Ich bin in Baden Württemberg. Weit ab, in der am dünnsten besiedelten Gegend, wie ich später lerne. Die Fahrt war lang, den Restweg zum Dorf nehme ich nicht den Bus, ich leiste mir ein Taxi. Müde bin ich. Etwas Luxus darf sein. Dort, wohin ich will, gibt es nur einen Ort, wohin man wollen würde. Der Fahrer fragt, wie er wohl immer fragt, wenn er Leute dorthin fährt, was man dort wohl mache, ob man einen Kurs belegt habe.
„Ich besuche keinen Kurs, ich halte einen Vortrag.“
„Ach, und wozu?“
„Der Kurs geht die Ganze Woche und behandelt jüdisches Leben in der Gegend. Ich erzähle dann etwas zum jüdischen Leben.“
„Jüdisches Leben. Hier gibt’s doch gar kein jüdisches Leben. Also ich wüsste nicht wo. In den großen Städten vielleicht, doch hier? Hier ist nichts.“
Ich soll aus meinem Buch lesen. Der Gegenwartsaspekt zu einem Programm, das sich doch zwangsläufig hauptsächlich mit der Vergangenheit beschäftigt – aber nicht nur. Doch all das sage ich dem Fahrer nicht. Er murmelt weiter vor sich hin und scheint zu überlegen, was man in der Gegend an Jüdischem sehen könne.
„Also wenn Sie mich fragen, reicht es auch. Wir haben genug bezahlt.“
„Was meinen Sie, damit, was haben Sie bezahlt?“
„Naja, es ist doch so, was hab ich denn noch damit zu tun und meine Kinder? Was der Adolf da gemacht hat, hat mit uns doch nichts mehr zu tun und wir müssen immer noch zahlen dafür?“
Ich habe keine Kraft. Ich gehe nicht darauf ein. Ich bin müde. Ich sage noch einmal, mehr zu mir, dass er nichts bezahlt für irgendwen und versuche vom Thema abzulenken. Ich ärgere mich darüber und schäme mich auch, doch manchmal fehlt die Kraft, die Energie und der Glaube, irgendwas bewegen zu können. Wie in diesem Taxi nach langer Zugfahrt. Nein, Juden werden nicht durch den deutschen Staat finanziert. Wir gehen arbeiten, zahlen genau so hohe Steuern wie jeder andere auch, wie bekommen keine Erleichterungen, Renten oder sonst irgendetwas. Wir sind ganz normale Bürger, wie jeder andere auch.

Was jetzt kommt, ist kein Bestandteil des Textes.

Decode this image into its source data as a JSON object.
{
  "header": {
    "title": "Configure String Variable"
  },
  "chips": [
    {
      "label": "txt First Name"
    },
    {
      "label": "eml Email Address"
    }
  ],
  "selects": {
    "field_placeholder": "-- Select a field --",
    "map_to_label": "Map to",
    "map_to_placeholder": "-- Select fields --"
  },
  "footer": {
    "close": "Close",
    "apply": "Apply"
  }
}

Doch ist dieser Fahrer nicht der Einzige. Immer wieder kommt es auf, immer wieder der Trugschluss, man zahle für irgendwas. Nein, das tun Sie nicht. Wenn Sie staatlich finanzierte Gedenkstätten meinen, dann finanzieren wir diese ebenso mit und das ist richtig so, weil es diese Orte braucht. Heute mehr denn je.
Und es braucht Veranstaltungen wie diese Woche. Es braucht Menschen, die neugierig sind, die lernen wollen und die gibt es. Die Fragen stellen ohne Scheu. Die durchaus kontrovers sind. Aber kontrovers reden, heißt immer noch reden und das ist an diesem Abend noch bis spät passiert. Wir haben geredet, wie haben Perspektiven gewechselt, Sichtweisen erklärt und Reaktionen und sind vielleicht ein kleines Stück näher gekommen. Menschen, wie der Taxifahrer aber werden nicht an solchen Programmen teilnehmen. Sie sind nicht interessiert, sie wollen nicht wissen, leben in ihrer privaten Welt, echauffieren sich über die Ausländer im Hotel in München und über die Preise und überhaupt. Es ist eine Grundeinstellung, an die man – und besonders ich im Taxi – nicht heran kommen wird.
Nachtrag: Der Weg zurück, anderes Unternehmen, anderer Fahrer. Viel gelernt auf kurzem Weg über die Gegend und die Leute. Ich lernte auch, hier dürfen Taxen andere Farben haben, je nach Unternehmen. Heute fuhr ich schwarz, gestern grau und jetzt entlang der Donau.